David Hibbett, the Andrea B. and Peter D. Klein Distinguished Professor of Biology, has found himself part of a cultural phenomenon centered on the public’s fascination with all things fungal, expressed in everything from pillow designs to the postapocalyptic HBO miniseries The Last of Us. While mushrooms are having a moment, so too is Hibbett, as he explores the secrets of the world’s fungi, taking students up the Ipswich River in Massachusetts to study the fungal genus Lentinus. The project is supported by a National Science Foundation grant for which fellow biologist Javier Tabima Restrepo is co-principal investigator.

“Mushrooms are a window to a secret world.”
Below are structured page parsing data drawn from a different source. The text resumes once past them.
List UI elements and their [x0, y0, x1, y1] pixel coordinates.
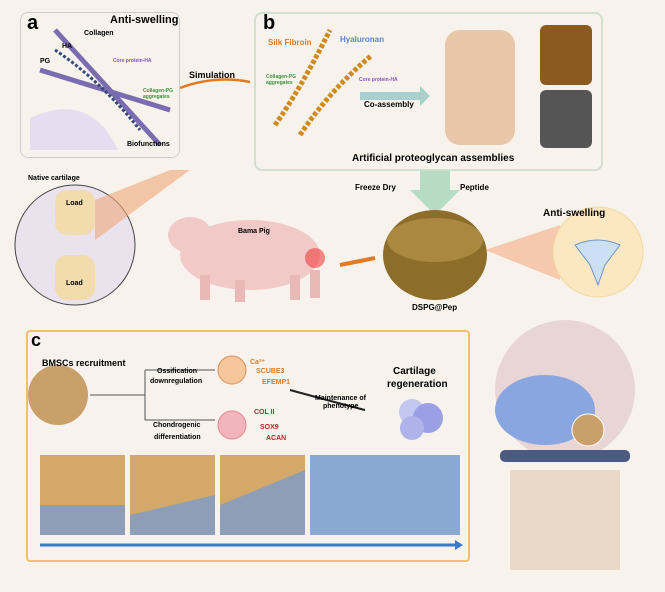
- co-assembly-arrow: [360, 86, 430, 106]
- implant-site: [571, 413, 605, 447]
- panel-b-caption: Artificial proteoglycan assemblies: [352, 153, 515, 164]
- label-hyaluronan: Hyaluronan: [340, 35, 385, 44]
- label-cartilage: Cartilage: [393, 366, 436, 377]
- silk-fibroin-chain: [297, 53, 374, 137]
- label-ca: Ca²⁺: [250, 359, 265, 366]
- chondrocyte: [400, 416, 424, 440]
- bracket-lines: [144, 369, 215, 421]
- implant-arrow: [339, 256, 376, 267]
- pig-leg: [310, 270, 320, 298]
- label-biofunctions: Biofunctions: [127, 141, 170, 148]
- label-co-assembly: Co-assembly: [364, 100, 414, 109]
- silk-fibroin-chain: [272, 28, 333, 127]
- pig-body: [180, 220, 320, 290]
- collagen-fiber: [39, 67, 171, 113]
- label-native-cartilage: Native cartilage: [28, 175, 80, 182]
- label-bmscs: BMSCs recruitment: [42, 358, 126, 368]
- pig-leg: [290, 275, 300, 300]
- label-differentiation: differentiation: [154, 434, 201, 441]
- pig-leg: [200, 275, 210, 300]
- bone-bottom: [55, 255, 95, 300]
- label-chondrogenic: Chondrogenic: [153, 422, 201, 429]
- label-peptide: Peptide: [460, 183, 489, 192]
- histology-4: [310, 455, 460, 535]
- sem-image-color: [540, 25, 592, 85]
- label-phenotype: phenotype: [323, 403, 359, 410]
- histology-2-cartilage: [130, 495, 215, 535]
- simulation-arrow: [179, 78, 251, 90]
- label-regeneration: regeneration: [387, 379, 448, 390]
- sem-image-gray: [540, 90, 592, 148]
- zoom-beam: [485, 225, 560, 280]
- label-acan: ACAN: [266, 435, 287, 442]
- scaffold-top: [387, 218, 483, 262]
- label-scube3: SCUBE3: [256, 368, 285, 375]
- label-silk-fibroin: Silk Fibroin: [268, 38, 312, 47]
- label-dspg-pep: DSPG@Pep: [412, 303, 458, 312]
- zoom-beam: [95, 170, 190, 240]
- label-freeze-dry: Freeze Dry: [355, 183, 396, 192]
- meniscus: [500, 450, 630, 462]
- panel-c-letter: c: [31, 330, 42, 350]
- label-ha: HA: [62, 43, 73, 50]
- label-col2: COL II: [254, 409, 275, 416]
- label-bama-pig: Bama Pig: [238, 228, 270, 235]
- swelling-scaffold-icon: [574, 239, 621, 287]
- label-core-protein: Core protein-HA: [113, 58, 152, 64]
- label-load-top: Load: [66, 200, 83, 207]
- chondrocyte-cell: [217, 410, 247, 440]
- tibia: [510, 470, 620, 570]
- maintenance-arrow: [289, 389, 366, 411]
- label-load-bottom: Load: [66, 280, 83, 287]
- histology-1-cartilage: [40, 505, 125, 535]
- label-core-protein-b: Core protein-HA: [359, 77, 398, 83]
- collagen-fiber: [53, 28, 162, 147]
- scaffold-cross-section: [28, 365, 88, 425]
- label-pg: PG: [40, 58, 51, 65]
- down-arrow: [410, 170, 460, 215]
- label-aggregates: Collagen-PG aggregates: [143, 88, 174, 100]
- label-maintenance: Maintenance of: [315, 395, 366, 402]
- panel-b: [254, 12, 603, 171]
- panel-a-letter: a: [27, 12, 39, 34]
- panel-c: [26, 330, 470, 562]
- label-sox9: SOX9: [260, 424, 279, 431]
- osteoblast-cell: [217, 355, 247, 385]
- label-anti-swelling: Anti-swelling: [543, 208, 606, 219]
- time-arrow-head: [455, 540, 463, 550]
- ha-chain: [54, 48, 142, 131]
- label-efemp1: EFEMP1: [262, 379, 291, 386]
- pig-leg: [235, 280, 245, 302]
- label-ossification: Ossification: [157, 368, 198, 375]
- bone-top: [55, 190, 95, 235]
- histology-3-cartilage: [220, 470, 305, 535]
- cell-shape: [30, 109, 118, 150]
- simulation-label: Simulation: [189, 70, 236, 80]
- label-aggregates-b: Collagen-PG aggregates: [266, 74, 297, 86]
- panel-a-title: Anti-swelling: [110, 14, 179, 26]
- injury-site: [305, 248, 325, 268]
- assembly-fibers: [445, 30, 515, 145]
- label-collagen: Collagen: [84, 30, 114, 37]
- pig-head: [168, 217, 212, 253]
- panel-b-letter: b: [263, 12, 276, 34]
- label-downregulation: downregulation: [150, 378, 203, 385]
- panel-a: [20, 12, 180, 158]
- cartilage-layer: [495, 375, 595, 445]
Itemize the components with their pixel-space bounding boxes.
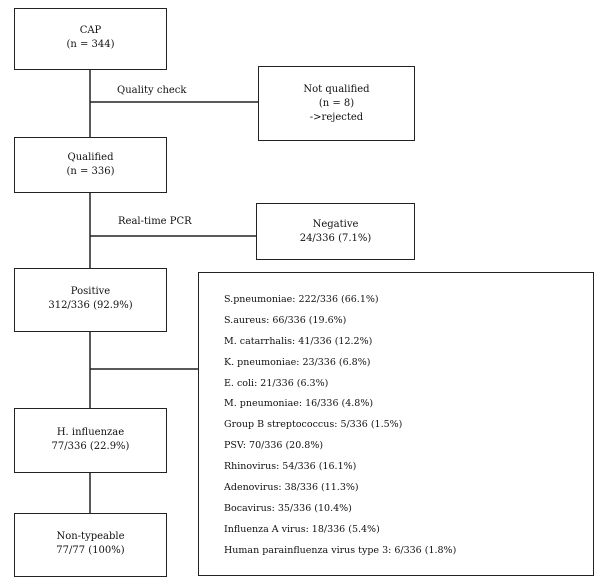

Lentinus offers a stunning glimpse of evolution in action. The species Lentinus tigrinus, also known as the tiger sawgill, grows in a classic umbrella shape with gills that emit spores—typical of mushrooms. To researchers’ bemusement, it also grows in a puffball- like secotioid form, in which its gills are covered by a layer of tissue. These two forms are so distinct that they were once thought to be different species, but they’re capable of mating, and appear side by side throughout North America.
Lentinus tigrinus is a wood-decaying fungus that grows on trees such as willows, elms, and maples. It can be found on logs protruding from rivers. Hibbett and Tabima, a mycologist and evolutionary biologist who specializes in genomics and computational biology, are examining the genetic mechanism behind its two forms.
“We want to know how natural selection is working on those genes. There’s something called ‘balancing selection,’ a model of natural selection that promotes the occurrence of two different forms in a population,” Hibbett says. “We believe there may be some balancing selection going on here.”
Hibbett and Tabima are collecting genome data, analyzing the section Tigrini (which contains L. tigrinus) to understand species limits and identifying the genetic region(s) responsible for the secotioid form.
Additionally, the team is assessing whether the genetic regions responsible for the secotioid form are part of positive selection, in which beneficial traits appear more commonly in a population.
The project should reveal valuable insights into the diversity of mushrooms and population genetics. “Mushrooms are a window to a secret world,” Hibbett says, “because they are so fantastic.”